Recent attacks upon Joseph Massad and Middle Eastern studies departments continually sound the mantra that the real problem in the field is not intimidation, but that anti-Israeli propaganda is masquerading as legitimate scholarship. From Jacobs to Beery to Bollinger, the mantra is incessant.
But it is unclear what such accusations mean. I have heard no standard for determining when a professor engages in propaganda as opposed to legitimate scholarship. Is it that the actual scholarship is shoddy? If so, then we must ask why such academics as Joseph Massad and Rashid Khalidi have received high praise from a wide spectrum of their peers for the caliber of their scholarship, including from those who disagree with them politically. We must also ask why such criticisms are not better left to the process of scholarly review, where vicious criticism is inescapable.
Or does propaganda denote the introduction of controversial or unpopular viewpoints into the classroom? If this is the case, then we must chide Charles Jacobs and Ariel Beery for reckless or cynical usage of loaded words to delegitimize those with whom they have substantive disagreements.
The charges of bias are similarly vacuous. What could a bias charge mean here? It could be a claim that Massad or his colleagues have some innate emotional aversion to the truth about Israel or that they are anti-Semitic. But these are underhanded jabs at someone’s integrity, not serious refutations of scholarly production (setting aside for the moment the fact that they are just plain wrong). Alternatively, bias could just mean that they read the historical record from a particular perspective (as all academicians do). But again, if there are legitimate critiques about the substantive conclusions reached by professors like Massad, then the appropriate response is a counterargument, not an empty claim of bias.
If there are particular methodological or analytical errors in a professor’s writing or lectures, then the critic must point to them. Instead we get the following fatuous argument: criticism of Israel is unjustified, thus disagreement with its policies must be wrong and therefore the result of poor scholarship and cynical motives. But Israel’s vulnerability to criticism is precisely the question in point. Beery and Jacobs cannot just assume, as they have done, that the Israeli government is free from blemish and that all who disagree are anti-Semites and scoundrels.

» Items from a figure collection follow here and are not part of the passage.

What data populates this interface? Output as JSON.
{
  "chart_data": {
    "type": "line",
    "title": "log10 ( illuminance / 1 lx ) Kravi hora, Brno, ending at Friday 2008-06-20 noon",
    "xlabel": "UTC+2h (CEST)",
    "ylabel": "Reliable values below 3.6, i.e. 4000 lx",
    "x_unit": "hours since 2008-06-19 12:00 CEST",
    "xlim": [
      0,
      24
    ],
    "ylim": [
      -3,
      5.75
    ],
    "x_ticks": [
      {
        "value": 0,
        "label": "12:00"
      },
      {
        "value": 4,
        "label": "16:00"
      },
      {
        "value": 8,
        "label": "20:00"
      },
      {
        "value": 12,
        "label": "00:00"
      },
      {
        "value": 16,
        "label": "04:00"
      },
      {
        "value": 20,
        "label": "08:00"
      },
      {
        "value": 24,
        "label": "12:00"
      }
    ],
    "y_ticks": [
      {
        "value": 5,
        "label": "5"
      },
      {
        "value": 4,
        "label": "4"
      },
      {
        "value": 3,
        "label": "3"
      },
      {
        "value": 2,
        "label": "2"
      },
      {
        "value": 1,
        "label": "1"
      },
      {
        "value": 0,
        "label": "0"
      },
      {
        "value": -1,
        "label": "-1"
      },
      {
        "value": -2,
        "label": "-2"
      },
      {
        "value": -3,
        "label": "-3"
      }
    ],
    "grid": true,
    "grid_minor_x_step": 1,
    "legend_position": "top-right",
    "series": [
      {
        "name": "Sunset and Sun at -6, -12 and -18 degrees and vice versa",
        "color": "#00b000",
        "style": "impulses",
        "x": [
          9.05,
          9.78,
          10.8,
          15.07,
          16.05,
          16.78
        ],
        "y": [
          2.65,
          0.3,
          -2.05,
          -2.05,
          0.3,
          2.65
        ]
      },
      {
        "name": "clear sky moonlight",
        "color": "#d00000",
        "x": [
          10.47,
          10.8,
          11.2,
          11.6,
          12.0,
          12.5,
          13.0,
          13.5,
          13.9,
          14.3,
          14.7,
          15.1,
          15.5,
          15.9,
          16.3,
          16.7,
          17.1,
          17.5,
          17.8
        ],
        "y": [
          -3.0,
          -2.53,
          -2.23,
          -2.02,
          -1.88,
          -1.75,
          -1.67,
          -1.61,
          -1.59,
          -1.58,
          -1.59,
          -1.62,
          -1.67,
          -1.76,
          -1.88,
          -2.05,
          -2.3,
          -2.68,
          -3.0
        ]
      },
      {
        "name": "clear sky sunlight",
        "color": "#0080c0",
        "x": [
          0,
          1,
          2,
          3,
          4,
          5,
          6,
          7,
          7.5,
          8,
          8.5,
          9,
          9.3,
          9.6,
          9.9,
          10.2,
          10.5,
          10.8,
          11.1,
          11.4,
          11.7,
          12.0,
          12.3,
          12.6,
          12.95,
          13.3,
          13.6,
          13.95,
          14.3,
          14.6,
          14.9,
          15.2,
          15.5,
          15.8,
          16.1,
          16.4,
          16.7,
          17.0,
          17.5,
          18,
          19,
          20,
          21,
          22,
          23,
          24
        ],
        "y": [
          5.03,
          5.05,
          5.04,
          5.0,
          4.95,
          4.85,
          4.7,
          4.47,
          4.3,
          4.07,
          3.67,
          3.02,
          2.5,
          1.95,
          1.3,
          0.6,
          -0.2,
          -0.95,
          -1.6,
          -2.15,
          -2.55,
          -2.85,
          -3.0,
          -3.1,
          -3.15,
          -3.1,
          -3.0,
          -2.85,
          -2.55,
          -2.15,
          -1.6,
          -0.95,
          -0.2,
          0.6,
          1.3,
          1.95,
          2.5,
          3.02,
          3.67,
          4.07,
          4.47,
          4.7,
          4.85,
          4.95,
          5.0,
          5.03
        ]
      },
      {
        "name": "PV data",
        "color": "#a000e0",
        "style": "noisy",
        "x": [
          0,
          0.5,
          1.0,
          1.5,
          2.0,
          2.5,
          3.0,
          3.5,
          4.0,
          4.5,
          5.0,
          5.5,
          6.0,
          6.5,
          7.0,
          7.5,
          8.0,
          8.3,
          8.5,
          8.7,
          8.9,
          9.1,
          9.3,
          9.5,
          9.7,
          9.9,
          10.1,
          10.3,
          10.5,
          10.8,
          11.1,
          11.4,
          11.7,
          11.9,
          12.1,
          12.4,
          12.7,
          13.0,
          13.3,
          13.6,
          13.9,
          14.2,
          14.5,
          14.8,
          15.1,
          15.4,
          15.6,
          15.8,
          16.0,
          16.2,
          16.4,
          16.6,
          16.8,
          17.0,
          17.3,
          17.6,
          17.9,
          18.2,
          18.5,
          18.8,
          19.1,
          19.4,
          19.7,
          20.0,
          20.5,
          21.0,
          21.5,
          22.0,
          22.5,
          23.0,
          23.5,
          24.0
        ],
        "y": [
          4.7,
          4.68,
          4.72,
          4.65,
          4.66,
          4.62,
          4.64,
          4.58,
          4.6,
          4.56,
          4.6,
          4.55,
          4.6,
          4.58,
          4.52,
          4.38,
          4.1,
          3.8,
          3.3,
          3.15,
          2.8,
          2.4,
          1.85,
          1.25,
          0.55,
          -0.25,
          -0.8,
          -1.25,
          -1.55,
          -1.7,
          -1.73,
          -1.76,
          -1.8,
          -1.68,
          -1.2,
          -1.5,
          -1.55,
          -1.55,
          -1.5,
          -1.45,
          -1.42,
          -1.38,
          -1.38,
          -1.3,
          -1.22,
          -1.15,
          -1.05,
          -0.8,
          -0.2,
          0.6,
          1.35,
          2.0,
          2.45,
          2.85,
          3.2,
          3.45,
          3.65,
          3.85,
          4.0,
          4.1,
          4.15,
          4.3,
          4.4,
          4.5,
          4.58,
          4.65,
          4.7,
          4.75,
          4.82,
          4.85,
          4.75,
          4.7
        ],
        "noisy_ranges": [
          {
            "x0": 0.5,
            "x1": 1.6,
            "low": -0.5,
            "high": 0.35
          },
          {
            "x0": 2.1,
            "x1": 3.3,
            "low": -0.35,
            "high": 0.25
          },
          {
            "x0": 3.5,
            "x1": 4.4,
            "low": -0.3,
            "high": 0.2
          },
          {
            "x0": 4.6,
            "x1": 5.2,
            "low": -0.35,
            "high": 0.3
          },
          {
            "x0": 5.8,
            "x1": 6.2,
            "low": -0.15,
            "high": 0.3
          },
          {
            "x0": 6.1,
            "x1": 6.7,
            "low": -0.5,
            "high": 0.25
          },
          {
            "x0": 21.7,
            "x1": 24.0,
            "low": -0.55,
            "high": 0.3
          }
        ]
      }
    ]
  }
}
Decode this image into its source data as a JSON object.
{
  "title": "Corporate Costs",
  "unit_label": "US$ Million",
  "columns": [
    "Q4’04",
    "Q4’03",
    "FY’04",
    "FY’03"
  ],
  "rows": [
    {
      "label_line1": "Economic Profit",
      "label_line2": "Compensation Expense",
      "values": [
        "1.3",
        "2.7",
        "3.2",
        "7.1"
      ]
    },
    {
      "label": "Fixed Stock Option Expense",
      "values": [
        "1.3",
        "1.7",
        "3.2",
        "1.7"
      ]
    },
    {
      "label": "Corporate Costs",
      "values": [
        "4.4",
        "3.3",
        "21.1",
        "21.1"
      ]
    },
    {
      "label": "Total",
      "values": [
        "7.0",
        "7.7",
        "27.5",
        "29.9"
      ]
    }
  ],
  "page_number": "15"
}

Clearly, there is a politically-motivated double standard at work. Why is it that when a professor such as Massad criticizes the racist policies of the Israeli state (such as its failure to provide the three million Palestinians under occupation with full rights and freedoms or the laws that discriminate against its one million Palestinian citizens) that this is labeled as propaganda, but criticizing Arab regimes is considered sound scholarship? Both are valuable scholarly projects. And it is similarly unclear why, when scholars such as Rashid Khalidi or Joseph Massad criticize the same Arab regimes, their arguments are ignored and they are accused of being “obsessed” with Israel or unfairly singling her out for blame.
The propaganda argument is a poor one, fit only for those who are incapable of serious engagement with scholars like professor Massad, or those who realize that the only way to achieve their ends is by circumventing the intellectual process altogether.
It is all too facile to claim that a professor is politicizing the classroom when you simply disagree with his or her ideas. If you disagree, the proper response is to present alternative arguments. What we get instead is a somewhat immature rant that “everyone who criticizes Israel is a liar.” Let us please expect more of ourselves than this.